Design of the Heroku Status Site - aaronbrethorst
http://blog.heroku.com/archives/2012/8/6/design_of_the_status_site/
======
chrisacky
I've actually previously bookmarked their site status as being an example of a
good transparent "status" page.

Here are a few others that I like. (Incidentally, AWS page isn't on the list.
I'm a massive advocate of AWS, but they flat out lie for most of their
incidents. <http://status.aws.amazon.com/> )

\------------- _Good Examples_ \---------------

CloudFlare - <https://www.cloudflare.com/system-status>

Desk/Assistly - <http://www.desk.com/trust>

ZenDesk - <http://www.zendesk.com/support/system-status>

37Signals - <http://status.37signals.com/>

Heroku - <https://status.heroku.com/> (In case you skipped the article)

-

If you want a public status page, a company called Nimsoft, (I have no
affiliation with them), provide status pages as a service.

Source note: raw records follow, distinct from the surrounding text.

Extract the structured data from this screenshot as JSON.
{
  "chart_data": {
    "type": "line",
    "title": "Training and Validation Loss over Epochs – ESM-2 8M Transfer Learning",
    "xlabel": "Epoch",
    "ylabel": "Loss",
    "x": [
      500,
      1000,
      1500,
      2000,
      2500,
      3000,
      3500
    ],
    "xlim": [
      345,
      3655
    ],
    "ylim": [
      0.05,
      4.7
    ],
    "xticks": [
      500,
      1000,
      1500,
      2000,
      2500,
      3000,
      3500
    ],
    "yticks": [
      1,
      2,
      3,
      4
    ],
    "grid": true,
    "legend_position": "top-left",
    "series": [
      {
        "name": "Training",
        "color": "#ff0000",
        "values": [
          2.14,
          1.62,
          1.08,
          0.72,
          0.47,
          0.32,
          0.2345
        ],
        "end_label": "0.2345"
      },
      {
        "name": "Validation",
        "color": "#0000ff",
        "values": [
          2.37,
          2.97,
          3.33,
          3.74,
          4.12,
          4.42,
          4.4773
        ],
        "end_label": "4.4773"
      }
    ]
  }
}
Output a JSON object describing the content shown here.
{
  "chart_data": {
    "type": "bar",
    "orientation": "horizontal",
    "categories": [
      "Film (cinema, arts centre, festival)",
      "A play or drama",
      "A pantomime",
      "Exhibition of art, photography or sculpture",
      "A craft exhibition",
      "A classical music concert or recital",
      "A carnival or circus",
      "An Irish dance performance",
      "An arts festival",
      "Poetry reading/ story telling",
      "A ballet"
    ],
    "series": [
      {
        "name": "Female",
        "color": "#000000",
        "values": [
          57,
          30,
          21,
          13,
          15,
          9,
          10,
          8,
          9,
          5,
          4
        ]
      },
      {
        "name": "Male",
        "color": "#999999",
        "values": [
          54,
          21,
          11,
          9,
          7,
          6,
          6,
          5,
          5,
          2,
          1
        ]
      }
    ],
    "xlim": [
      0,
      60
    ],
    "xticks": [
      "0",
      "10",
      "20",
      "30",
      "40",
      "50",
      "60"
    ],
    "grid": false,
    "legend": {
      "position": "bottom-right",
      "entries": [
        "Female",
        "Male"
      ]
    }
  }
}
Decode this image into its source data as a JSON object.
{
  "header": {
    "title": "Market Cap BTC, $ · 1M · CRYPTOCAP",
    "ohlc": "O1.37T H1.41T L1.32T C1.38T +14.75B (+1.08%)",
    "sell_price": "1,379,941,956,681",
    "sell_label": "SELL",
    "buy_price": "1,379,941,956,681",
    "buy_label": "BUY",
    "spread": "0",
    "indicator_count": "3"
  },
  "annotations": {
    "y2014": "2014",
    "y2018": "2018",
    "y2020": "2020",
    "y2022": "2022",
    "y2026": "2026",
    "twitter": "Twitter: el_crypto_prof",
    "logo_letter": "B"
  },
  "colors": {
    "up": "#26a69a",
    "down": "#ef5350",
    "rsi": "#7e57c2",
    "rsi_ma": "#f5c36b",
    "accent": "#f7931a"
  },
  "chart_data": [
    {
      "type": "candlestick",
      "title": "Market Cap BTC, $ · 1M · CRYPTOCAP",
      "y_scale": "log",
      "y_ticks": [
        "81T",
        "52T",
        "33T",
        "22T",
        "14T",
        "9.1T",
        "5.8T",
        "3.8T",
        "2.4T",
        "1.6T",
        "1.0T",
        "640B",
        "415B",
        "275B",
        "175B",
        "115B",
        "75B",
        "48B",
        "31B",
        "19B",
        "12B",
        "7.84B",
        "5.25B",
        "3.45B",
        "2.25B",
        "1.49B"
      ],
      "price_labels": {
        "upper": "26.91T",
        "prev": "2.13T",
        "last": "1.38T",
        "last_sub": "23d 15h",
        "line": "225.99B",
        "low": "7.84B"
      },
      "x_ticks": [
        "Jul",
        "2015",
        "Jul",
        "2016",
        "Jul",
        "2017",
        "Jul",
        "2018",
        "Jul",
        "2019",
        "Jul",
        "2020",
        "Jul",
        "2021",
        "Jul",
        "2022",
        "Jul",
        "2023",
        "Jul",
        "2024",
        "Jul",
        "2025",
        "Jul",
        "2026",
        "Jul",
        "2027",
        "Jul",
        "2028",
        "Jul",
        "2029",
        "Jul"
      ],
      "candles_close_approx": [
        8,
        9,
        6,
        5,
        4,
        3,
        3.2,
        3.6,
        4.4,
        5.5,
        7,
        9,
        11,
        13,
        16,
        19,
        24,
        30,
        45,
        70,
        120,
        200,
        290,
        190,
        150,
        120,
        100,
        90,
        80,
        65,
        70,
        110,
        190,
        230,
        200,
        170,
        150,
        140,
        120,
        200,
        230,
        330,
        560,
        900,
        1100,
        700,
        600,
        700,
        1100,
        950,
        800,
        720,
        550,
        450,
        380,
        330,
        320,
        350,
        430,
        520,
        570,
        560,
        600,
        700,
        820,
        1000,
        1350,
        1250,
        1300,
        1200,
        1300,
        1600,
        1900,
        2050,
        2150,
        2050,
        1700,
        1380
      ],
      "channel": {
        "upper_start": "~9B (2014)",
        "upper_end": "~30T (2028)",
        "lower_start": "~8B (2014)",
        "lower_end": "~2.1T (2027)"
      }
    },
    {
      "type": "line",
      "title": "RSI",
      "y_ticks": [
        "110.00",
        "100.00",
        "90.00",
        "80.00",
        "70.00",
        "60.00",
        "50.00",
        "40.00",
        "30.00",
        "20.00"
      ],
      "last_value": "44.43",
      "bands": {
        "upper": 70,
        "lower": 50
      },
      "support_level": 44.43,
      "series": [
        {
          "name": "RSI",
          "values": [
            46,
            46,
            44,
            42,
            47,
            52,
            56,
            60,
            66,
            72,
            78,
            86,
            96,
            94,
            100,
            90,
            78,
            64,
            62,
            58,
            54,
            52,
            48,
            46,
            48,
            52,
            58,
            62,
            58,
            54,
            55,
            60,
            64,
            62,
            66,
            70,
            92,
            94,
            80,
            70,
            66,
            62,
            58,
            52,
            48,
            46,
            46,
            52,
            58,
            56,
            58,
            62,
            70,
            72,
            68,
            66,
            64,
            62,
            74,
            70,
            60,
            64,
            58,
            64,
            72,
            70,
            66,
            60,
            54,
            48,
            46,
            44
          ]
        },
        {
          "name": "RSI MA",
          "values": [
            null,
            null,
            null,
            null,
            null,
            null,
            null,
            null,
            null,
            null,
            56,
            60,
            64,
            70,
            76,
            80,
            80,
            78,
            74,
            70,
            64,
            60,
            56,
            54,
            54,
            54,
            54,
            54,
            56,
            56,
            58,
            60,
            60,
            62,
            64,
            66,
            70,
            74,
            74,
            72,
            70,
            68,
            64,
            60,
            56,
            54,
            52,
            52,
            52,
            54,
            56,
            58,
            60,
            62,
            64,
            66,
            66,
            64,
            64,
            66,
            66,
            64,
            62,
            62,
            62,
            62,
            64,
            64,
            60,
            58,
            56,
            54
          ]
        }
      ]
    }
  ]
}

They produce pages like this one : <http://status.automattic.com/>

\-------------------------------------------------

Also, if anyone is interested in how Heroku did the cool connect lines between
events on the timeline, and then the actual description, there is a working
proof of concept here.

<http://jsfiddle.net/Xe3uL/33/>

------
captn3m0
For someone interested in the backend, twilio opensourced their status page.
It runs using Google App Engine, so it can be comfortably running away from
your own architecture.

Demo: <http://status.twilio.com/>

Project Site: <http://www.stashboard.org/>

Source: <http://www.github.com/twilio/stashboard>

\----

The already mentioned nimsoft seems to be a highly used service. It is
currently used by twitter, google, wikipedia, mozilla, amazon, apple mobileme.

------
bradsmithinc
This is a beautiful page, however I wish they would have spent the time,
energy and money improving their reliability. I would be happier with a plain
text status page, and a service that can survice a partial amazon outage.